Established Swiss private banks are again being named in connection with sanctioned Russian billionaires. Now the talk is of possible links to UBS.

The confidential information related to Russian bank clients that leaked in a hack last September is having broader implications.

A new investigation released by the International Consortium of Investigative Journalists (ICIJ) titled «Cyprus Confidential» is drawing broad coverage in several media worldwide, as it reveals further details of the financial industry's role in connection with the Putin regime in Russia.

«Countless Links»

For Swiss finance, the new disclosures are controversial. According to the Swiss daily newspaper «Tages-Anzeiger» (paywall, German only), the ICIJ found «countless links» between Russian oligarchs and Swiss banks. According to the paper, the information shows that around 20 such Russian clients potentially still had at least one Swiss bank account after the first invasion of Ukraine in 2014. The ostensible connection was often through companies they either owned or had a stake in.

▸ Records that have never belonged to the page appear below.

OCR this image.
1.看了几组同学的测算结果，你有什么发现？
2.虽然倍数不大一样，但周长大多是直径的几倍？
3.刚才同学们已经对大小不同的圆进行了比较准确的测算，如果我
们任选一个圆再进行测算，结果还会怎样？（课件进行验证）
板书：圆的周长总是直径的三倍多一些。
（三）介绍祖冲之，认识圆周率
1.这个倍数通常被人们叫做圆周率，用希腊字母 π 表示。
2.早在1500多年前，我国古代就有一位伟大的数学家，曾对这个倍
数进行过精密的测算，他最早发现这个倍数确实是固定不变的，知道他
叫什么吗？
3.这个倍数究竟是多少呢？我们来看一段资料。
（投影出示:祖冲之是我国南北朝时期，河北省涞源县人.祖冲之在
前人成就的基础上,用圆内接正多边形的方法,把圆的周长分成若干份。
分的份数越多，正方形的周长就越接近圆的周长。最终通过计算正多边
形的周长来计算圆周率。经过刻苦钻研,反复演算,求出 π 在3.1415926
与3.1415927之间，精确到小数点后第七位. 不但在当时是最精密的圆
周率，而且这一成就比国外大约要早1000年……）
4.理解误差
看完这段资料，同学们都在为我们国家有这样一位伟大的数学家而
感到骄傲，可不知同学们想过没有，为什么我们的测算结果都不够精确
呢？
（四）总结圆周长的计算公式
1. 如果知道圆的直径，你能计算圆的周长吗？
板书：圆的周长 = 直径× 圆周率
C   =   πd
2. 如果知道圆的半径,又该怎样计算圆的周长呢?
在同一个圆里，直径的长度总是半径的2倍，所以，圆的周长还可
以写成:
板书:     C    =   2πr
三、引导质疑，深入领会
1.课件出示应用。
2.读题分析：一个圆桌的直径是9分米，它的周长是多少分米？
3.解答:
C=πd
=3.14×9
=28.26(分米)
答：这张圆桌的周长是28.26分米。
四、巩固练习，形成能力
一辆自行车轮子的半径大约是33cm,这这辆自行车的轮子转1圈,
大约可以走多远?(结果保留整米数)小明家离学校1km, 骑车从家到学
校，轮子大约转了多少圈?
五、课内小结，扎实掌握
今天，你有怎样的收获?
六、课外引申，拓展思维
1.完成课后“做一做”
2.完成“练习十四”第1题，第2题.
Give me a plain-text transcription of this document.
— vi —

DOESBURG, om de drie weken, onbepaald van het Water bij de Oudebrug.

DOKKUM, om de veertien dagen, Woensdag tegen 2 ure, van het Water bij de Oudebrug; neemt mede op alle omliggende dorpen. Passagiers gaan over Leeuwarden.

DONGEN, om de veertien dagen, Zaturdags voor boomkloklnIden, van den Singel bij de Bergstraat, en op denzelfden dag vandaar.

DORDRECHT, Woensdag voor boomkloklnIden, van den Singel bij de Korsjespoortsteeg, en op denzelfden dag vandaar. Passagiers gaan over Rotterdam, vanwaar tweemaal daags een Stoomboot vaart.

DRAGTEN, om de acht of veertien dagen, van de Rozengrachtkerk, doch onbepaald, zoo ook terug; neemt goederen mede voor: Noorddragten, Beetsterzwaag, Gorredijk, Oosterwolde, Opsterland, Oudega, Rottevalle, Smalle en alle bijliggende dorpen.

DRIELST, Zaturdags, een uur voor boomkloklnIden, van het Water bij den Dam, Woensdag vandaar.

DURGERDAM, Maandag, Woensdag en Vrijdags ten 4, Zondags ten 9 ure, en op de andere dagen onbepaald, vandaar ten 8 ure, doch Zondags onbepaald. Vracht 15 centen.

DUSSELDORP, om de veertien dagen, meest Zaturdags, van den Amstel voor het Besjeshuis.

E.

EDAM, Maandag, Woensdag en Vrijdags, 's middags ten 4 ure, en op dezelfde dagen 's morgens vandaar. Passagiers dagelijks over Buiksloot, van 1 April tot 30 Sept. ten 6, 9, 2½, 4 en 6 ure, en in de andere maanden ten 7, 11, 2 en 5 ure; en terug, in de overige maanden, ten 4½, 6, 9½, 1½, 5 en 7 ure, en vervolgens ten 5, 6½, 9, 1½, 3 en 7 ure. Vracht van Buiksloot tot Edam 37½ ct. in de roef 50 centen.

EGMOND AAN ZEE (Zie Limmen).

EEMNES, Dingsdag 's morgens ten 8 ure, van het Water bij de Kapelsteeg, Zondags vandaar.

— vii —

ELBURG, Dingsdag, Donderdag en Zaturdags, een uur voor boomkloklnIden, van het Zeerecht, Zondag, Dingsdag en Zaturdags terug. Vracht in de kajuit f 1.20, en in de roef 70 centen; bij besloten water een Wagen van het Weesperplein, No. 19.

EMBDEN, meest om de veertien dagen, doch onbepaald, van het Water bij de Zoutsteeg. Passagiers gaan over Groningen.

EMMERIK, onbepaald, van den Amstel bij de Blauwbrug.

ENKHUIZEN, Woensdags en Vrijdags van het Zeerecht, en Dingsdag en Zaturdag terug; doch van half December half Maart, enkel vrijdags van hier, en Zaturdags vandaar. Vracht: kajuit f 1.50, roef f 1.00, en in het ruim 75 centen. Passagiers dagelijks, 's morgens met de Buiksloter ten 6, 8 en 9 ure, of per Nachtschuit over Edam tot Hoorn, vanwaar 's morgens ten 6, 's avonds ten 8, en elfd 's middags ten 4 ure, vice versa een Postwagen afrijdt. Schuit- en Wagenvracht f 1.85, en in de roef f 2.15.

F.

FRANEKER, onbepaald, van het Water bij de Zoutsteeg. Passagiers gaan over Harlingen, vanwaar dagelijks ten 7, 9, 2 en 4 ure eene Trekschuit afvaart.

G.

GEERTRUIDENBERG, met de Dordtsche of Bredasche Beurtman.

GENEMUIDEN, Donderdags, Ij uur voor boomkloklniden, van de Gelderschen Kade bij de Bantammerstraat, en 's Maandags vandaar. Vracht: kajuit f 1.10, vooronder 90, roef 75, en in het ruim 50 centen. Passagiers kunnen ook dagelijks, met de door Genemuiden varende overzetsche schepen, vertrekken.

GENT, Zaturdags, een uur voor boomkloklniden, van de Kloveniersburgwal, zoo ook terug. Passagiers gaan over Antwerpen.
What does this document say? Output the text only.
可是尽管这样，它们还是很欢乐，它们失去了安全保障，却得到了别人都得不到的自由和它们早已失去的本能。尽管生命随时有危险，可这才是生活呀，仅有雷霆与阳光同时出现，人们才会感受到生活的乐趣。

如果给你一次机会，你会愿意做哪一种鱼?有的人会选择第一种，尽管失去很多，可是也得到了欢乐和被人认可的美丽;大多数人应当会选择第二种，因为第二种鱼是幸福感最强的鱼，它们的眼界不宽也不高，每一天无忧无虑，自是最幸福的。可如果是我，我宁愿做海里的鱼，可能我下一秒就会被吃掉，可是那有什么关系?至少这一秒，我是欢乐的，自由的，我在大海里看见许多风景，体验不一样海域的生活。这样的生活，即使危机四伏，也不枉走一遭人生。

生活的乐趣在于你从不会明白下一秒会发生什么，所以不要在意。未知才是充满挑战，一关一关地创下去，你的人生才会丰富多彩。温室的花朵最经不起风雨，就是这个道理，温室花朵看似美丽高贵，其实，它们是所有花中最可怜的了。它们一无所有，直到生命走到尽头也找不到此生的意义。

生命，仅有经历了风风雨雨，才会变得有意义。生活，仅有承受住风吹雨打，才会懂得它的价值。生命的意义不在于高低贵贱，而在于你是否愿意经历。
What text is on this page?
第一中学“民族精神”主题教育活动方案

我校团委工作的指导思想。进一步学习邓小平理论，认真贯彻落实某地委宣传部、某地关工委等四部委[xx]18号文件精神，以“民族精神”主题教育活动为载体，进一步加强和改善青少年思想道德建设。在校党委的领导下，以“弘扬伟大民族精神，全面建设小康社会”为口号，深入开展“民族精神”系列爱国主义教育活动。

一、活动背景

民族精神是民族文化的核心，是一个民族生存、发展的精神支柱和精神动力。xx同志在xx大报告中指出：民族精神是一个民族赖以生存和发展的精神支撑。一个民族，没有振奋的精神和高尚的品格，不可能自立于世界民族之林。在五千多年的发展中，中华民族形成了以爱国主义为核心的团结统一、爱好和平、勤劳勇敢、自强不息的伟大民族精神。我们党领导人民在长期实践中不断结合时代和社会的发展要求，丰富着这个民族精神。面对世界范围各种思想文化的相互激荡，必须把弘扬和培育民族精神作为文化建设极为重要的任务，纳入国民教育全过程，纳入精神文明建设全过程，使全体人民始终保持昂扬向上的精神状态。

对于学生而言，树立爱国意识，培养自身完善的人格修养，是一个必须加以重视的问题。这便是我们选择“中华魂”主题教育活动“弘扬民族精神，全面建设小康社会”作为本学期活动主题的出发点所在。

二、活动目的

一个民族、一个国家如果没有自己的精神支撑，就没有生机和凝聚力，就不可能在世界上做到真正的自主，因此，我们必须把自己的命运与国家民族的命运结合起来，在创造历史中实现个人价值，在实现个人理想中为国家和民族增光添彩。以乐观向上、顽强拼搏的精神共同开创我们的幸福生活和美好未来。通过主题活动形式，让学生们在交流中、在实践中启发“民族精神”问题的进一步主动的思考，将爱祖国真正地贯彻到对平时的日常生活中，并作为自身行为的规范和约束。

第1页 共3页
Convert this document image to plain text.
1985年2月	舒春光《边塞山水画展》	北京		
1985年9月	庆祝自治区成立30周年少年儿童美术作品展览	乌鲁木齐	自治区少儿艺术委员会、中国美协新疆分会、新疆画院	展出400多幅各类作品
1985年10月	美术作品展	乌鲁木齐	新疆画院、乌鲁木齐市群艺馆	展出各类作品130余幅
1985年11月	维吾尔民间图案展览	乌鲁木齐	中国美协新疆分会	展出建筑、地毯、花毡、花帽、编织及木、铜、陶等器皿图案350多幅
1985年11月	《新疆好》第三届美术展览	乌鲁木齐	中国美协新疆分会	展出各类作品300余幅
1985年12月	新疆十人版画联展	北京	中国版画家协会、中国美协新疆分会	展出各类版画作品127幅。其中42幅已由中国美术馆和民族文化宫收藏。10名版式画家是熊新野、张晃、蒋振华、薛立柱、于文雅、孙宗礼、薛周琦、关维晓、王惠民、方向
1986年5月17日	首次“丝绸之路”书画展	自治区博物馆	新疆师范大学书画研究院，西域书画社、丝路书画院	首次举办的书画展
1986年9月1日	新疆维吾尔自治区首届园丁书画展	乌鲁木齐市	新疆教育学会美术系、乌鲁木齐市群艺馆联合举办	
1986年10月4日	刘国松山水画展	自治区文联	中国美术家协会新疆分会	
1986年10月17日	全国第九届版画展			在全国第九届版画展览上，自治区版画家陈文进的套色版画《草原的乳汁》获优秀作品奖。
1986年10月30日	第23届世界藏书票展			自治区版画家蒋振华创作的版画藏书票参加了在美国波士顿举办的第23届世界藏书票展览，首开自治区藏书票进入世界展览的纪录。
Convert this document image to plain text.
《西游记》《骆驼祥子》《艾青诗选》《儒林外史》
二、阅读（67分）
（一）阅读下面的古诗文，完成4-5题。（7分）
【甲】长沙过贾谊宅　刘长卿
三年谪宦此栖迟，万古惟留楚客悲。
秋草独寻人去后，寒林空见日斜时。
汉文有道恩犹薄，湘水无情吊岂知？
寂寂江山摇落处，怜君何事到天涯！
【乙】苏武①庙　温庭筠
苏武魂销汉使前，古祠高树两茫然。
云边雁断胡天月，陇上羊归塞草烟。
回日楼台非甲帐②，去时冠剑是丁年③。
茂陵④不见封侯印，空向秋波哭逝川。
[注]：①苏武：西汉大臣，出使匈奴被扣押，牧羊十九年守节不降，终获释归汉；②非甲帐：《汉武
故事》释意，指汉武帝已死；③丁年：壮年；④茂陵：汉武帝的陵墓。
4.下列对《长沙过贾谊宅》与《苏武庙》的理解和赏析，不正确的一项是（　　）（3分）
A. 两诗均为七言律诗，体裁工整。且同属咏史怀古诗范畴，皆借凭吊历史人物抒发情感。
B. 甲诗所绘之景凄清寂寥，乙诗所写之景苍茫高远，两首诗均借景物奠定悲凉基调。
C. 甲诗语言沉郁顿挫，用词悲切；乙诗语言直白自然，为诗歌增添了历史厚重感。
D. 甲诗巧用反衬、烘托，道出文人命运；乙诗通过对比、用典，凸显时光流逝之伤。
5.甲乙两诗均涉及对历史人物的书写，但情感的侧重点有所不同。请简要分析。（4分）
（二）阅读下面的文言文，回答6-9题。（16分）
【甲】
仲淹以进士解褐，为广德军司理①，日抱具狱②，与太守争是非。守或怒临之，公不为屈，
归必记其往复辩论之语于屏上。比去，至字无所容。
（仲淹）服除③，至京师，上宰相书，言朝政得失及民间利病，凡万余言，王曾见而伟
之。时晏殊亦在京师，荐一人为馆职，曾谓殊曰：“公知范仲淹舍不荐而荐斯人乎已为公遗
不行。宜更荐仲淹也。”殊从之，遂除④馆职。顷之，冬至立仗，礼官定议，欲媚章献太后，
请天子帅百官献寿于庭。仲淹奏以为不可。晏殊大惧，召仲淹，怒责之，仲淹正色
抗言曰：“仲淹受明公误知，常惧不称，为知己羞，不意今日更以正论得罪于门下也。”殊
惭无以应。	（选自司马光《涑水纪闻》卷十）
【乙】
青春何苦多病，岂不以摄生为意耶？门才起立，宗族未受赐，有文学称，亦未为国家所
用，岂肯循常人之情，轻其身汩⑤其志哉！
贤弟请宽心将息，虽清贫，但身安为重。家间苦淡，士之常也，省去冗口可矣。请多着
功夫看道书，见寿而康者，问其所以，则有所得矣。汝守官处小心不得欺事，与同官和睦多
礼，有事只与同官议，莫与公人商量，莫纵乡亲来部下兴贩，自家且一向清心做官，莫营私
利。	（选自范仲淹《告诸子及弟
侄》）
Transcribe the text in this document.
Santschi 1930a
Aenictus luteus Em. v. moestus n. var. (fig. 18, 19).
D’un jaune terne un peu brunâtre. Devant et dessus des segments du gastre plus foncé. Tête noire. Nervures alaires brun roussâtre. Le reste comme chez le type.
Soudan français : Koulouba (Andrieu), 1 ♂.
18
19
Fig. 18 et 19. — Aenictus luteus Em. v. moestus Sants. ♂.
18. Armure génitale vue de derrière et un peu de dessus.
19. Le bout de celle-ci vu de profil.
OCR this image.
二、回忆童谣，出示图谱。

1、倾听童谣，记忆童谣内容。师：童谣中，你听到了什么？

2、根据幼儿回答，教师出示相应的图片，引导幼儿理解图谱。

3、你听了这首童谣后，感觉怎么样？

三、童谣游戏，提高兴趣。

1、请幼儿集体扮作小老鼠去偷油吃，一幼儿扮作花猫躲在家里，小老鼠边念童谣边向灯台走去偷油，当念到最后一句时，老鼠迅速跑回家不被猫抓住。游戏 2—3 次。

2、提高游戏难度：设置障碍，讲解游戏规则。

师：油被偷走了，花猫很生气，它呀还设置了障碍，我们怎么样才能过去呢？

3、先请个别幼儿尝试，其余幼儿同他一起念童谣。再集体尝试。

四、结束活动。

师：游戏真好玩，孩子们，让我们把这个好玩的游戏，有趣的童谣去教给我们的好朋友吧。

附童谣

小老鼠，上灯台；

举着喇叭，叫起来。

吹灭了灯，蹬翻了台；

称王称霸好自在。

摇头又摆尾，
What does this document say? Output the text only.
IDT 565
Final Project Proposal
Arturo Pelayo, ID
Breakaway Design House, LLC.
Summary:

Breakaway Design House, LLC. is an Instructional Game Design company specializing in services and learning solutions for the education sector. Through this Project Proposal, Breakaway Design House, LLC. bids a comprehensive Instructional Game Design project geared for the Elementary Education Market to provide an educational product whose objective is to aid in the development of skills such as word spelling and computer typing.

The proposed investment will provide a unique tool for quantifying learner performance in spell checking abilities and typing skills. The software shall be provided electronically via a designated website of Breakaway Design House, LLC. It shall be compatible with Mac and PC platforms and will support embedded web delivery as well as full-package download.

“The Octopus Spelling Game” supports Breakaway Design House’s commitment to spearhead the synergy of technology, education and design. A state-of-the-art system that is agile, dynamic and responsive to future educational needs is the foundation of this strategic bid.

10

All 20 of them have been sanctioned in the meantime, most of them in Europe and the US, and some of them in Ukraine. Information related to the banking relationships leads to UBS and Credit Suisse as well as Julius Baer and Gutzwiller Bank. The trail also draws in J.P. Morgan and Bank CIC in Basel.

Journalist Payments

Right now much of the speculation centers around Alexei Mordaschov. The wealthy Russian was the owner of media that supported the regime of the country's president, Vladimir Putin. Ostensibly, companies belonging to him paid millions to cellist Sergei Roldugin, who is generally seen as one of Putin's strawmen.

In March 2019 a payment order of 405,000 euros was sent from a UBS account belonging to one of Mordashov's companies to a Russian bank. The payment was believed to be to a German journalist who had also published articles in Switzerland and who was seen as a Russian specialist who had met Putin numerous times. 

Mordaschov was still a UBS client in 2022, the report further indicates. The question now is how long the US will look at the current situation before acting.

Strong External Pressures

This newest data leak just serves to harden views in people's minds that Swiss banks continued to maintain relationships with Russian oligarchs that were closely connected to Putin for far too long. According to estimates from the Swiss Banking Association (SBA) there were about 200 billion francs in Russian assets placed in the domestic banking system before the invasion of Ukraine in February 2022.

Even if not all the assets have been sanctioned, only a few institutes have explicitly stopped banking Russians among them the Zurich investment house Vontobel.

That situation stands in stark contrast to strong external pressures Swiss finance faces, particularly from the US, where authorities are considering whether to sanction individual Swiss banks.